Вот тогда-то и появился среди московских любомудров черноризец Феодосии — вельми ученый муж, до тонка познавший великую науку острологикус.
Плещеевы, Ртищевы, Беклемишевы (поговаривали и о Морозовых, и о Нарышкиных, и о многих иных сильных людях) слушали старца Феодосия, зря в латинскую далеглядную трубу, прозванную тем не менее греческим именем «телескопе».
Однако и из Москвы пришлось Феодосию уйти, ибо о тайных сборищах острологиков прознали патриаршие псы, а после того оставалось ждать либо монастырской тюрьмы, либо кремлевского застенка.
К тому времени собинный друг Феодосия, Леонтий Плещеев, познавший от него азы нового учения, государевым соизволением получил в кормление Вологду, и черноризец отправился к новоиспеченному воеводу.
Что произошло в Вологде, мы знаем. Страшась длинных рук Варлаама, Феодосий бежал в Польшу и поселился в твердыне польских ариан — Ракуве.
— В Ракуве, Иван Васильевич, ариане, или же, как мы себя называли, «польские братья», — жили, почитай, двести лет. Построил для нас то местечко и поселил там крепко приверженный арианскому учению дворянин Ян Семенский. К нему-то, в Ракув и сбежались со всей Европы те, кто исповедывал истинную веру, открытую Лелием и Фаустом Социнами.
— Стало быть, есть истинная вера, брат Феодосии? — спросил Тимоша. И по тому, как он это сказал, было не ясно — всерьез он говорит или шутит.
— Есть истинная вера, Иван Васильевич. Есть.
— Чем же она лучше прочих? — снова так же непонятно спросил Тимоша.
— А вот чем.
Феодосии сунул руку в один из стоявших рядом глиняных горшков и достал оттуда свернутую трубкой тетрадь.
— Сам прочтешь, или мне читать?
— Что ты, Феодосий. Если не пойму чего, то враз о том и спытаю.
Феодосии положил тетрадь на стол, крепко прижал ладонью, Однако перед тем как раскрыть, сказал:
— Прежде чем начну читатъ, хочу сказать тебе, Иван Васильевич, нечто. В тетрадь эту выписал я самое важное из того, о чем писали ученики Лелия и Фауста. Были среди них и поляки, и итальянцы, и литвины, и русские, и немцы, но суть их всех была одна — они считали всех людей земли братьями, звали всех жить в мире, и поклоняться тем богам, которых люди выбирали сами себе в зрелом возрасте и в здравом уме.

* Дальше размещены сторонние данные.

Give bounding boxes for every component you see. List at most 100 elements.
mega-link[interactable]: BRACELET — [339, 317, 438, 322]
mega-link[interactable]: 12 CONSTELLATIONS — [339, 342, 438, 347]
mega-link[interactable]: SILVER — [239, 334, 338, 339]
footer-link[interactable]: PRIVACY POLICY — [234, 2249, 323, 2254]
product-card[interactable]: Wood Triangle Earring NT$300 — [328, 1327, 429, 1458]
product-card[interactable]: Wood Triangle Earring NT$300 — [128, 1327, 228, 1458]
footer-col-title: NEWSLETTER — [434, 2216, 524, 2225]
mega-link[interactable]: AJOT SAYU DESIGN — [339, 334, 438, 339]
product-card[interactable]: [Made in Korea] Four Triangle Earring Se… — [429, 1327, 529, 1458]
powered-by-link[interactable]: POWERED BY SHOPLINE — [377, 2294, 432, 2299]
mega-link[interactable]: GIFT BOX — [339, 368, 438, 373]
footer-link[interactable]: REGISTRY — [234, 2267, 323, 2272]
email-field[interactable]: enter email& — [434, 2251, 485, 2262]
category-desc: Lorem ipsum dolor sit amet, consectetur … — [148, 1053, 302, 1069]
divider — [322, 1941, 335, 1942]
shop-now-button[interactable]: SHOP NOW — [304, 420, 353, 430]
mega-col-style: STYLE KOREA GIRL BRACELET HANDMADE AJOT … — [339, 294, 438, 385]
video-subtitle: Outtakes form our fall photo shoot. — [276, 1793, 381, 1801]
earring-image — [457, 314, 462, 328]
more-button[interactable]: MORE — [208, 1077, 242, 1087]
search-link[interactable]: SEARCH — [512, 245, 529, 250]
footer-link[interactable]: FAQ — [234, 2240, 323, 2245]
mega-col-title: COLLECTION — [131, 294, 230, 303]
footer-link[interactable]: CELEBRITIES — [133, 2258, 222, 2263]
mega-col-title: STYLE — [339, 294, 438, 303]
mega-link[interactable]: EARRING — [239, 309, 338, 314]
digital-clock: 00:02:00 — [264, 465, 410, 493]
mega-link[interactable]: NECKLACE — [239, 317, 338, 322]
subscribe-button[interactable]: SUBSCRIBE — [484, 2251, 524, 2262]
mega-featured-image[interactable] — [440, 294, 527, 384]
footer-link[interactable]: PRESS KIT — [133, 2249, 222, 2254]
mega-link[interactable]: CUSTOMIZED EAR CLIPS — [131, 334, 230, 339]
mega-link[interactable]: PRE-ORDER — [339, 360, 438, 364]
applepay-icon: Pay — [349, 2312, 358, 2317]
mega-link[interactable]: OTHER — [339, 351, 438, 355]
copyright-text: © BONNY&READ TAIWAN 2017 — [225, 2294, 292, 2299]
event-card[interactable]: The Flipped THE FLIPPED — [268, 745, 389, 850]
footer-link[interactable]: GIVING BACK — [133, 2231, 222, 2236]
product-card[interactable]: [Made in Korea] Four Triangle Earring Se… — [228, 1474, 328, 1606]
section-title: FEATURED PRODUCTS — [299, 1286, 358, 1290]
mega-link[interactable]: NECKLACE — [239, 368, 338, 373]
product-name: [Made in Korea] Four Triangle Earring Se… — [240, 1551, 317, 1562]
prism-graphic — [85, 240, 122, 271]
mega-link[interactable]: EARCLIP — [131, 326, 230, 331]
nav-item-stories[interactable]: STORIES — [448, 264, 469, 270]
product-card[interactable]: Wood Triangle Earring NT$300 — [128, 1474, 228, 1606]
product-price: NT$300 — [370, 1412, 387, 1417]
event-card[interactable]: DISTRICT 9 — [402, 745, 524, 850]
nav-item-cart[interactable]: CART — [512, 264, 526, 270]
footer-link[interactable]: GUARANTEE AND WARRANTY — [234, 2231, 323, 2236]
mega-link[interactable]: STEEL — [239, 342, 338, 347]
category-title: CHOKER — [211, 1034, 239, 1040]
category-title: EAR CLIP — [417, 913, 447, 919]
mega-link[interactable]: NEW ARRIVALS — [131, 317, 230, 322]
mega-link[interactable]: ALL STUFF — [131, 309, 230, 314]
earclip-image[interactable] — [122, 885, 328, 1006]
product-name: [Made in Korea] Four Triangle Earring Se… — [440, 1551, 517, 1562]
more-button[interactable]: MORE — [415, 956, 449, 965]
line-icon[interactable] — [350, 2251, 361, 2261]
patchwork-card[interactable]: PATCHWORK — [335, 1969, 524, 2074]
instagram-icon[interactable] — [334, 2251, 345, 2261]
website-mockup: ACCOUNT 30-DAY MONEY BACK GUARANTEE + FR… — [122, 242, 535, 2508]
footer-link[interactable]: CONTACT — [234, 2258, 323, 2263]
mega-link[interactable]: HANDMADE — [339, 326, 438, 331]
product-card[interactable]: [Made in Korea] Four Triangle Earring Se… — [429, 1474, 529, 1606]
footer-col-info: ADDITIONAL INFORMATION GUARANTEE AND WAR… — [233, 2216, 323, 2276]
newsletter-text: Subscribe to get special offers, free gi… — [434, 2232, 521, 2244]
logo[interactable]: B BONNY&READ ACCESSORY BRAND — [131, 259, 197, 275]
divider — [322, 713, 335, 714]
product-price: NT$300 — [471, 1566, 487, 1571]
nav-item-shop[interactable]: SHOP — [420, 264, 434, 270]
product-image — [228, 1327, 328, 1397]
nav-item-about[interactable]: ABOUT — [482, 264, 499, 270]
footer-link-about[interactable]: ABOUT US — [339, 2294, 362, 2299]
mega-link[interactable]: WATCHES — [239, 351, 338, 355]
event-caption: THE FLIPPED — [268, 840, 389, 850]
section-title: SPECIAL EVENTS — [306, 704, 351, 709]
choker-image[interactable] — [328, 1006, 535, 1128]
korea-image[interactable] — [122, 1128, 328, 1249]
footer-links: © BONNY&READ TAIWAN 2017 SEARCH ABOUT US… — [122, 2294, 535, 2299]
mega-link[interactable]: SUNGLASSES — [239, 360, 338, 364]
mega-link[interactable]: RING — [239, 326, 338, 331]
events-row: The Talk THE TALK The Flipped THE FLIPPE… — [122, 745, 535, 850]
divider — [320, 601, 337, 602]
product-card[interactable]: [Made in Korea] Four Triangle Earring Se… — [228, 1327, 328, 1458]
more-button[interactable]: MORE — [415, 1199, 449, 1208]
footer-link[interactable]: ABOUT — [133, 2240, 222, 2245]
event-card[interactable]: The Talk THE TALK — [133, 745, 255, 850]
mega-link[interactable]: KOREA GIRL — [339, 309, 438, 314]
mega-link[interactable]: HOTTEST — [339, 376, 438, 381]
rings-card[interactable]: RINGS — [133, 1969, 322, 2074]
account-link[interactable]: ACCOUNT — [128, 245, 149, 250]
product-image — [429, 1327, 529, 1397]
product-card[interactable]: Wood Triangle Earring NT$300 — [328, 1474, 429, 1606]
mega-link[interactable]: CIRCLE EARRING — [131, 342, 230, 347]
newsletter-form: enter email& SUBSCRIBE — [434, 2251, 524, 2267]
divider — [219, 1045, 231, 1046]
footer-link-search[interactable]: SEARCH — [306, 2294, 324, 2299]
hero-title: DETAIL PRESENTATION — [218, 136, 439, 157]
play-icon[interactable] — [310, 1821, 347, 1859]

— Как так? — спросил Тимоша.
— А так, что если ты родился в православной семье, то не следует тебя, несмышленого и бессловесного тащить в церковь и крестить по обряду твоих родителей, а нужно подождать, пока ты вырастешь и по здравом рассуждении сам выберешь себе веру.
— Как Христос? — догадался Тимоша.
— Не только как Христос. И пророк Моисей, и пророк Мухаммед, и Будда — индийский вероучитель — все обретали истину через божественное откровение возрастом не в две недели и не в три, а будучи мужами мудрыми, посвятившими поискам истины многие годы.
— Сие разумно, брат Феодосии. Однако, если только в этом смысл вашего учения, то далеко ему до всеконечной правды.
— Не спеши, Иван Васильевич.
Феодосии хмуро глянул на Тимошу и медленно протянул через стол тетрадь.
— Читай сам. А я пойду на вольный воздух, на божий свет. Феодосии вышел, и Тимоша, услышав, ник посыпались камешки из-под его ног, понял, что отправился черноризец к морю ставить сети. «Не скоро теперь вернется» подумал Тимоша и пододвинул к себе тетрадь.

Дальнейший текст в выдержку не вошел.